We need to create our own overlay network, I found the default swarm overlay network produced inconsistent results when starting the cluster. The following command will create another overlay network for us to use.

sudo docker network create -d overlay --subnet=192.168.0.0/16 default_net

Docker Compose File

This is the key to a successful deployment of the Consul cluster. It uses the network which we just created and a alias consul.server for our consul servers. Running nslookup consul.server inside any container which is attached to default_net will result in us getting a list of all of the containers running as Consul servers.

The Consul servers and agents are deployed in global mode. If you spin up more managers or workers after the cluster is established, the additional consul nodes will automatically connect to the cluster.

---
version: '3.3'
networks:
  default_net:
    external: true
services:
  # Deploy the consul server instances
  server:
    image: consul:latest
    networks:
      default_net:
        aliases:
          - consul.server
    # Start the consul server with the given configuration
    command: "consul agent -config-file /consul/config/config.json"
    # Expose port 8500 so we can access the UI and allow connections across datacenters.
    ports:
      - target: 8500
        published: 8500
        mode: host
    # Mount the configuration and data volumes to the container.
    volumes:
      - /opt/consul:/consul/config
      - /opt/consul/data:/consul/data
    # Deploy the consul server on all servers which are managers.
    # Use DNS Round Robin instead VIP for discovery. This ensures we get all running
    # consul server instances when querying consul.server
    deploy:
      mode: global
      endpoint_mode: dnsrr
      update_config:
        parallelism: 1
        failure_action: rollback
        delay: 30s
      restart_policy:
        condition: any
        delay: 5s
        window: 120s
      placement:
        constraints:
          - node.role == manager
  # Deploy the consul agent instances
  agent:
    image: consul:latest
    networks:
      default_net:
        aliases:
          - consul.server
     # Start the consul agent with the given configuration          
    command: "consul agent -config-file /consul/config/config.json"
    ports:
      - target: 8500
        published: 8500
        mode: host
    # Mount the configuration and data volumes to the container.
    volumes:
      - /opt/consul:/consul/config
      - /opt/consul/data:/consul/data
    # Deploy the consul agent on all servers which are workers.
    # Use DNS Round Robin instead VIP for discovery.  
    deploy:
      mode: global
      endpoint_mode: dnsrr
      update_config:
        parallelism: 1
        failure_action: rollback
        delay: 30s
      restart_policy:
        condition: any
        delay: 5s
        window: 120s
      placement:
        constraints:
          - node.role == worker

Deploy the Consul Cluster

The following command will deploy the entire Consul cluster.

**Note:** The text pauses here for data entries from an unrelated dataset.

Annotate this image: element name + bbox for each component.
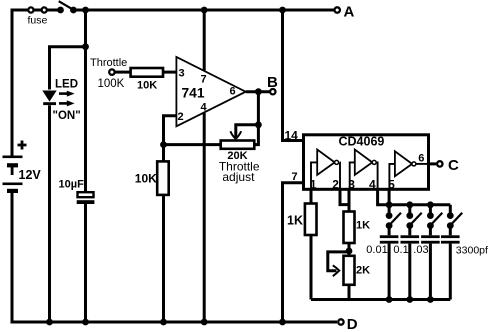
wire op-amp pin 4 to ground rail	[203, 113, 206, 323]
resistor R3 10K vertical	[135, 161, 169, 195]
wire C4 to sub rail	[427, 244, 434, 303]
node 10uF ground junction	[82, 319, 89, 326]
label pin 7	[292, 171, 298, 183]
svg-text:10K: 10K	[135, 172, 157, 186]
wire R6 to sub ground rail	[348, 285, 351, 300]
node output junction	[255, 88, 262, 95]
battery B1 12V	[3, 141, 42, 194]
svg-text:4: 4	[369, 177, 376, 191]
wire right rail down to pin 14	[283, 10, 303, 141]
wire vertical x85 from top rail to 10uF cap	[84, 10, 87, 191]
wire op-amp pin 7 to top rail	[203, 10, 206, 71]
wire output down to 20K right terminal	[254, 92, 258, 145]
svg-text:adjust: adjust	[222, 170, 255, 184]
svg-text:14: 14	[285, 129, 299, 143]
node R5 R6 junction	[346, 248, 353, 255]
terminal Throttle input	[90, 57, 127, 90]
wire R5 to R6	[348, 243, 351, 256]
wire op-amp output to terminal B	[246, 90, 270, 93]
resistor R1 10K	[131, 68, 163, 92]
label pin 14	[285, 129, 299, 143]
wire C5 to sub rail	[449, 244, 452, 300]
wire left rail	[11, 9, 14, 157]
wire 10uF to ground rail	[84, 204, 87, 323]
svg-text:0.1: 0.1	[393, 244, 408, 256]
wire op-amp pin 2 to feedback node	[164, 116, 177, 145]
svg-text:Throttle: Throttle	[90, 57, 127, 69]
svg-text:2K: 2K	[356, 265, 370, 277]
svg-text:"ON": "ON"	[53, 110, 81, 122]
wire throttle to R1	[115, 71, 131, 74]
wire R1 to op-amp pin 3	[163, 71, 176, 74]
potentiometer R2 20K	[219, 141, 260, 185]
capacitor C3 0.1	[393, 226, 419, 256]
wire R3 to ground rail	[162, 195, 165, 323]
svg-text:741: 741	[182, 86, 205, 101]
node top right rail junction	[279, 7, 286, 14]
wire top rail	[12, 9, 283, 12]
svg-text:12V: 12V	[19, 168, 42, 182]
svg-text:3300pf: 3300pf	[456, 245, 488, 257]
svg-text:1K: 1K	[356, 220, 370, 232]
wire sub ground rail	[311, 298, 450, 301]
inverter U2A	[311, 150, 340, 190]
svg-text:4: 4	[201, 102, 208, 114]
terminal D	[338, 316, 358, 332]
node pin7 top rail junction	[201, 7, 208, 14]
svg-text:7: 7	[292, 171, 298, 183]
switch S4	[427, 205, 442, 229]
resistor R4 1K	[287, 204, 317, 236]
wire LED cathode to ground rail	[48, 105, 51, 323]
wire cap bus	[389, 203, 450, 206]
svg-text:10K: 10K	[137, 80, 157, 92]
op-amp U1 741	[176, 57, 245, 126]
wire R4 to sub ground rail	[310, 235, 313, 300]
svg-text:2: 2	[178, 111, 184, 123]
node junction LED tee	[82, 43, 89, 50]
wire pin 5 to cap bus	[388, 189, 391, 205]
svg-text:6: 6	[418, 153, 424, 165]
wire pin 2 to pin 3 join	[340, 189, 349, 205]
switch S2	[386, 205, 401, 229]
svg-text:6: 6	[230, 86, 236, 98]
svg-text:10µF: 10µF	[59, 179, 85, 191]
node bus branch3 junction	[427, 201, 434, 208]
svg-text:0.01: 0.01	[366, 244, 387, 256]
node LED ground junction	[46, 319, 53, 326]
node pin4 ground junction	[201, 319, 208, 326]
wire pin 3 to R5	[348, 189, 351, 212]
terminal A	[283, 4, 355, 21]
node feedback junction	[160, 141, 167, 148]
wire pin 7 of CD4069 to ground rail	[283, 183, 303, 323]
wire feedback node to 20K pot	[164, 143, 222, 146]
LED D1	[42, 79, 78, 106]
wire battery bottom to ground rail	[11, 193, 14, 324]
terminal C	[430, 157, 459, 174]
wire 20K wiper	[230, 125, 258, 139]
terminal B	[267, 74, 278, 94]
wire bottom ground rail	[11, 321, 338, 324]
svg-text:fuse: fuse	[28, 15, 48, 27]
node bus branch2 junction	[406, 201, 413, 208]
svg-text:.03: .03	[413, 244, 428, 256]
wire pin 1 to R4	[310, 189, 313, 204]
svg-text:C: C	[448, 157, 459, 174]
node bus pin5 junction	[386, 201, 393, 208]
svg-text:B: B	[267, 74, 278, 91]
node R3 ground junction	[160, 319, 167, 326]
svg-text:D: D	[347, 316, 358, 332]
capacitor C5 3300pf	[441, 226, 488, 257]
switch S1	[57, 1, 77, 13]
svg-text:7: 7	[201, 74, 207, 86]
labels CD4069 pins	[310, 153, 425, 192]
capacitor C4 .03	[413, 226, 439, 256]
fuse F1	[28, 7, 48, 26]
wire pin 4 to cap bus	[378, 189, 389, 205]
wire feedback node to R3	[162, 145, 165, 162]
inverter U2B	[350, 150, 378, 190]
svg-text:CD4069: CD4069	[339, 135, 385, 149]
svg-text:3: 3	[179, 68, 185, 80]
switch S3	[406, 205, 421, 229]
node wiper junction	[255, 121, 262, 128]
node CD4069 ground junction	[279, 319, 286, 326]
IC U2 CD4069 box	[304, 135, 429, 190]
switch S5	[447, 205, 462, 229]
capacitor C1 10uF	[59, 179, 95, 205]
wire C3 to sub rail	[406, 244, 413, 303]
wire LED branch tee	[50, 47, 86, 90]
inverter U2C	[389, 151, 430, 189]
LED arrows	[59, 91, 75, 107]
svg-text:2: 2	[332, 177, 339, 191]
node junction top at x85	[82, 7, 89, 14]
svg-text:100K: 100K	[98, 78, 125, 90]
capacitor C2 0.01	[366, 226, 398, 256]
svg-text:A: A	[344, 4, 355, 21]
svg-text:1K: 1K	[287, 214, 303, 228]
wire R6 wiper loop	[328, 252, 349, 276]
resistor R5 1K	[344, 212, 371, 244]
potentiometer R6 2K	[344, 256, 371, 285]
wire C2 to sub rail	[386, 244, 393, 303]
label "ON"	[53, 110, 81, 122]
svg-text:LED: LED	[55, 79, 78, 91]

docker stack deploy -c /opt/consul/compose.yaml consul

Accessing the Consul Cluster

The last part to the guide is how to access the various components of the cluster.

Consul UI

The UI can be access by connecting to any of the managers using http://<manager-ip>:8500/ui.

Consul API

The API can be access by connecting to any of the nodes using http://<node-ip>:8500/v1/

Service Registration/Discovery

The normal setup is the application accessing the Consul node which is running on the same machine. However, with containers in the mix, the way to connect differs. If the application is not deployed as a docker service, then you can still register the service in Consul using <node-ip>:8500 or localhost:8500 but health checks will fail.

If the deployed as a service which is most likely scenario when using Docker Swarm Mode. Then you can use the ingress gateway to connect to Consul, which for my configuration was 172.17.0.1:8500. The service must be attached to default_net for health checks to work correctly.